StockCharts is much better for swing traders and investors, for whom the second-to-second market movements don’t matter. The multiple analysis tools for computing relative strength and seasonality are also great for positional traders who put on spread trades and sector-based views.

While StockCharts has some useful and unique tools, one must look at the entire picture. What features are most important to you? Personally, I like speed and workflow. I want clean, responsive charts. Hence, StockCharts is not for me. I love the modern feel of TradingView, the built-in scripting language, the simple watch lists, and the SMS/email alerts.

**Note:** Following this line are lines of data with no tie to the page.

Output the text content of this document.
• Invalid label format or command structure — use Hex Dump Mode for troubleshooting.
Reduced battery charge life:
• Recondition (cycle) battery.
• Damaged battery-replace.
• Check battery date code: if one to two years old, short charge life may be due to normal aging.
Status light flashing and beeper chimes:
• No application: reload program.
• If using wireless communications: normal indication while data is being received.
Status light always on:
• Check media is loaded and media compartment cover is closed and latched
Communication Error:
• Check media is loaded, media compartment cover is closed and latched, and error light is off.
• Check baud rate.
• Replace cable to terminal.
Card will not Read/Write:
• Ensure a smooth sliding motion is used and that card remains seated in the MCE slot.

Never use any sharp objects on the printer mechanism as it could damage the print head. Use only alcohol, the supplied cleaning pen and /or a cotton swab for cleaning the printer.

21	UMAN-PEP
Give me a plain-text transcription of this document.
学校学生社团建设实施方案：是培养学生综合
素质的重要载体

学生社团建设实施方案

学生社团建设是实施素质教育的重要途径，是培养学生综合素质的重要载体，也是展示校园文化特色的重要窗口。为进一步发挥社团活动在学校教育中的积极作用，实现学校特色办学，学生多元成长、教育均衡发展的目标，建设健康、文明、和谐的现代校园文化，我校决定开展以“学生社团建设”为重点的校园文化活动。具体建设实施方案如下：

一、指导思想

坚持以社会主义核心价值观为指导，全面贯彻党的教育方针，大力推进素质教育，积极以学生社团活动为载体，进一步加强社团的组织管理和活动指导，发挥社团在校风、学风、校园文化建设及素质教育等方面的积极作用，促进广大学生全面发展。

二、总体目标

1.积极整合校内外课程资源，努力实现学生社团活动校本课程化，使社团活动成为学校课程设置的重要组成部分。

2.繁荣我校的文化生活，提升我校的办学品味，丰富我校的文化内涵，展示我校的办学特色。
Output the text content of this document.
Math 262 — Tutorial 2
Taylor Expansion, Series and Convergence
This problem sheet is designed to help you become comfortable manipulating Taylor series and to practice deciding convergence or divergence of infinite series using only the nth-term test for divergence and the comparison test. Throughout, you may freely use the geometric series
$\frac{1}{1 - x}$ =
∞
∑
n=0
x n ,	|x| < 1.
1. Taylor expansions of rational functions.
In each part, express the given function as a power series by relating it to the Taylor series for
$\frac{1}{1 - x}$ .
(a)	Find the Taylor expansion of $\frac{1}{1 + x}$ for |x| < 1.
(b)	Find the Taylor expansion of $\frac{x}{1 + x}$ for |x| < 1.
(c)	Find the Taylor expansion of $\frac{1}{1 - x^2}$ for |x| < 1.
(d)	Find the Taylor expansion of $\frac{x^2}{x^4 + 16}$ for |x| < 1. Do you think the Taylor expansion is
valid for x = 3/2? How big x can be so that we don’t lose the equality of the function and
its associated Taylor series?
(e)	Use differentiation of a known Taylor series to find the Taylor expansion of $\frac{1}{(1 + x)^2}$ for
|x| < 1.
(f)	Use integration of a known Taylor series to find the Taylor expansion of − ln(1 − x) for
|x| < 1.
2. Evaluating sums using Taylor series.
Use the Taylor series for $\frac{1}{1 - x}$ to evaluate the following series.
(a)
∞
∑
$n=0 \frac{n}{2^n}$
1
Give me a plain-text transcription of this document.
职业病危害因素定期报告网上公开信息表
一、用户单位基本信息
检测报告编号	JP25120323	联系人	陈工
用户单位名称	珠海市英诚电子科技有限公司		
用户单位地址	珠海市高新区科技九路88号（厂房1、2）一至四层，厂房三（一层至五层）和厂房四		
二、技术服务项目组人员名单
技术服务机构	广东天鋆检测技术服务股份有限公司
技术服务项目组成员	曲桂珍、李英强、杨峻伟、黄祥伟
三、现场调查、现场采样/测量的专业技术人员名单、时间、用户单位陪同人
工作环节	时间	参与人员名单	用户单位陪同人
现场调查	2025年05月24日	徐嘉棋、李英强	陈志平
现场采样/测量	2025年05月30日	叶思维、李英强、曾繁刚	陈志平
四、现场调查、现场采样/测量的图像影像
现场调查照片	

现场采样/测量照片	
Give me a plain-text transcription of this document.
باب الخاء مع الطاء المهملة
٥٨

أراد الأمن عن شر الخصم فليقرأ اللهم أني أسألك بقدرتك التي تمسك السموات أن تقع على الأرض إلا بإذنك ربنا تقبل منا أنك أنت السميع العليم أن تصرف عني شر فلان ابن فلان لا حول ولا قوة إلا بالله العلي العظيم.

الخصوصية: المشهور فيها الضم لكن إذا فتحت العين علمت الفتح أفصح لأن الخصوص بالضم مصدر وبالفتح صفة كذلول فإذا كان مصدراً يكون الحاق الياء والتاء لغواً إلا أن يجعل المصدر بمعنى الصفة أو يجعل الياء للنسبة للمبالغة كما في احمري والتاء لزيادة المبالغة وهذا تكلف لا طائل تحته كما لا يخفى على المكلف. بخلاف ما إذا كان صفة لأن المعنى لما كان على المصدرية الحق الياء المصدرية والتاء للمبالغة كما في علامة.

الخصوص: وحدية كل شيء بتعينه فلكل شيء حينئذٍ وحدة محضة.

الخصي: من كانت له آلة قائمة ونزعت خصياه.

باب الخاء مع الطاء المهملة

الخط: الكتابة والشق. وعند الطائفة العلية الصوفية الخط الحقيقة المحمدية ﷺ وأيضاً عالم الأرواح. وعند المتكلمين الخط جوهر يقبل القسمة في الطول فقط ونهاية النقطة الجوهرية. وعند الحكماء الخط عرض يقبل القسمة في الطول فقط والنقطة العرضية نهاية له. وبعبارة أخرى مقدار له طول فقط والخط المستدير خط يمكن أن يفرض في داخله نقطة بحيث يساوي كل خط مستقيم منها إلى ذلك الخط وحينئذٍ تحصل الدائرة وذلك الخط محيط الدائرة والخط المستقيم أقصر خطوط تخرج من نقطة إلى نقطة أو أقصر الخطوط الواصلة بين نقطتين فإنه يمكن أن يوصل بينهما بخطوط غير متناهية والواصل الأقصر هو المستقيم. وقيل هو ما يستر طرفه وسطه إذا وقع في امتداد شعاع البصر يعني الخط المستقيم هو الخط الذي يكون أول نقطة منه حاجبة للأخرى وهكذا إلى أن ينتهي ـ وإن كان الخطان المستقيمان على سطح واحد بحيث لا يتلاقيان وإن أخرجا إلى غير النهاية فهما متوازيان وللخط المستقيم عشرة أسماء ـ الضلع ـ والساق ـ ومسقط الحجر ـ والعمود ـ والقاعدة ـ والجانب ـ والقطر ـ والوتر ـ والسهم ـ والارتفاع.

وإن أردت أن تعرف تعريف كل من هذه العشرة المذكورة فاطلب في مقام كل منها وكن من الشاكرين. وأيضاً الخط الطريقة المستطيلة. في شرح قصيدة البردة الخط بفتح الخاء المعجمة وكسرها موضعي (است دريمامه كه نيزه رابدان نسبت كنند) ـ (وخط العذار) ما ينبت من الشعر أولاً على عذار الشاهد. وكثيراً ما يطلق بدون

If you’re an O’Neill style relative strength trader, StockCharts is probably a much better choice, as you can plot the trend of the relative strength of multiple stocks at once.

Of course, some of this comes down to preference. When it comes to charting, every trader has their own preference and sometimes this preference can be attributed to familiarity. Many traders use StockCharts.com because they started with it and are comfortable with the charting styles. Since the company offers free charts, it’s definitely worth checking out.

That said, unless a few specific features uniquely appeal to you as a trader, you would likely be better off using either a free subscription to Yahoo Finance or TradingView, or paying for TradingView.